Coisas parvas*
A silly season está aí. Entrou a toda a velocidade e não parece disposta a dar tréguas. E faz as delícias dos media, e das redes sociais em particular. Em boa verdade, sem jornais, televisões e, agora, facebook, não há silly season. As coisas parvas – a melhor tradução deste anglicismo é capaz de ser mesmo “a época das coisas parvas” – precisam disso. Se não tiverem amplificação mediática pura e simplesmente não existem… Por si, não têm qualquer capacidade de sobrevivência.
Entrou a todo o vapor com a história do IMI, com gás dado pelo sol e pelas vistas. Ou tirado pelos cemitérios ou pelas estações de tratamento de esgotos. Deu para tudo, com as coisas mais parvas a desafiarem o potencial da mais parva imaginação deixada à solta.

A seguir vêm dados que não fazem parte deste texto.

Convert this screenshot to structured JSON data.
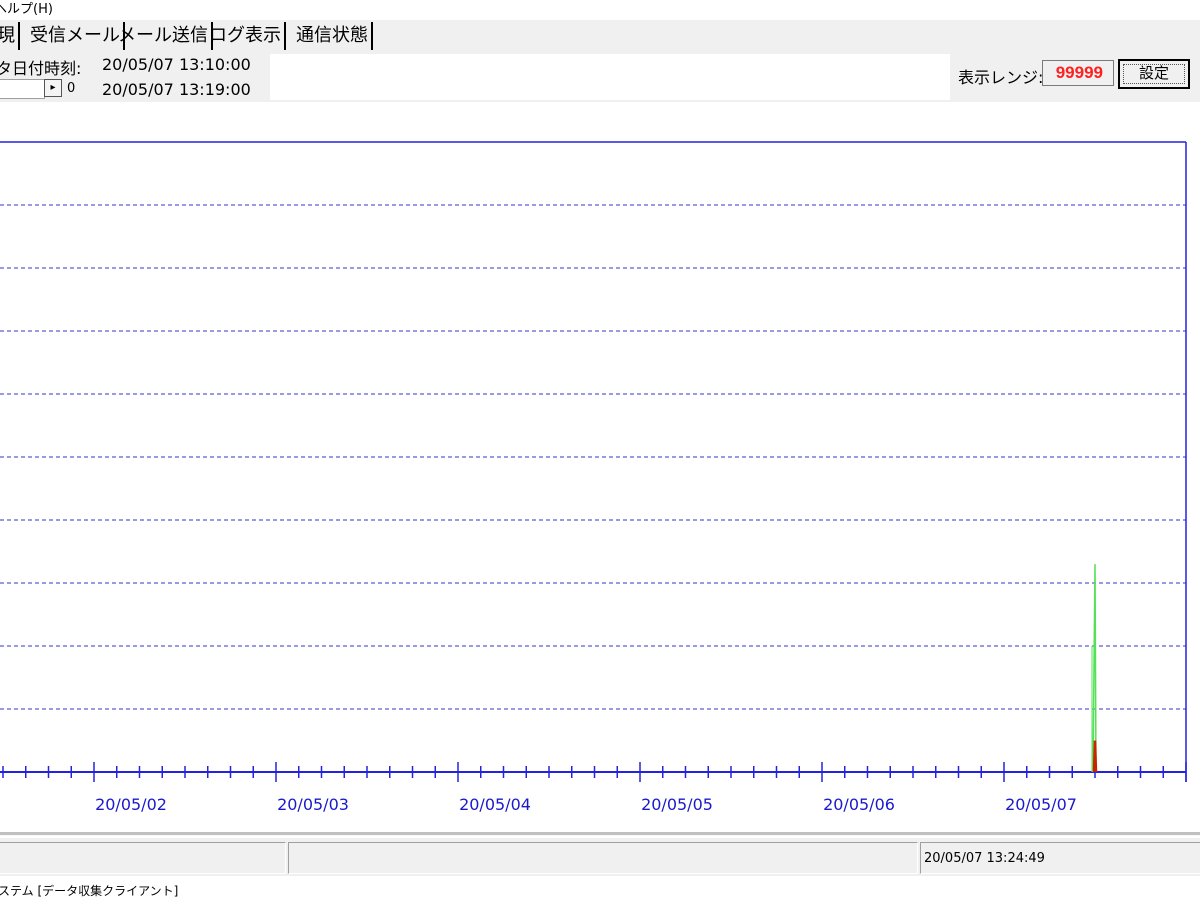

Prosseguiu com os juízes, na teimosa guerra dos colégios privados. Com o que decidira assim, porque tinha a filha no colégio em causa. E logo a seguir com a que decidira assado, porque tinha trabalhado com o actual primeiro-ministro. E logo as televisões se encheram com imagens da senhora a discursar no congresso do PS. Sem que nenhuma referisse, nem ao de leve, que à época a senhora não era juíza.
Ainda tudo isto fervia em pouca água, sem precisar dos 100 graus centígrados, e já o primeiro-ministro devolvia o cheque que o Presidente da República tinha enviado para o Ministério da Defesa, para pagar a sua deslocação a França, no Falcon, para assistir ao jogo das meias finais da selecção nacional, no europeu, há três ou quatro semanas.
E porque o tema era cheque, europeu e jogos da selecção em França, ficou a saber-se que o Secretário de Estado dos Assuntos Fiscais entendeu que resolveria o seu caso com a Galp enviando-lhe também um cheque, para pagar as duas viagens a França, para assistir a outros tantos jogos da selecção nacional.
As contas que cada um terá feito para chegar aos valores a inscrever no cantinho superior direito do dito não são de nossa conta. Não seria coisa parva. Simples curiosidade, que às vezes também é parva…
Coisa parva, mas parva a sério, tinha-a feito Fernando Rocha Andrade, assim se chama o Secretário de Estado dos Assuntos Fiscais, ao "encarar com naturalidade, e dentro da adequação social, a aceitação deste tipo de convite, no caso, um convite de um patrocinador da Selecção para assistir a um jogo da Selecção Nacional de Futebol”.
É natural que as empresas destinem este tipo de convites a clientes. E a stakeholders. Não pode ser natural que um governante ache natural ser convidado por uma empresa. Menos ainda se essa empresa tiver um conflito de 100 milhões de euros com o Estado.
E achar que, pegando num cheque e enviando-o à empresa tudo fica resolvido, só é coisa ainda mais parva!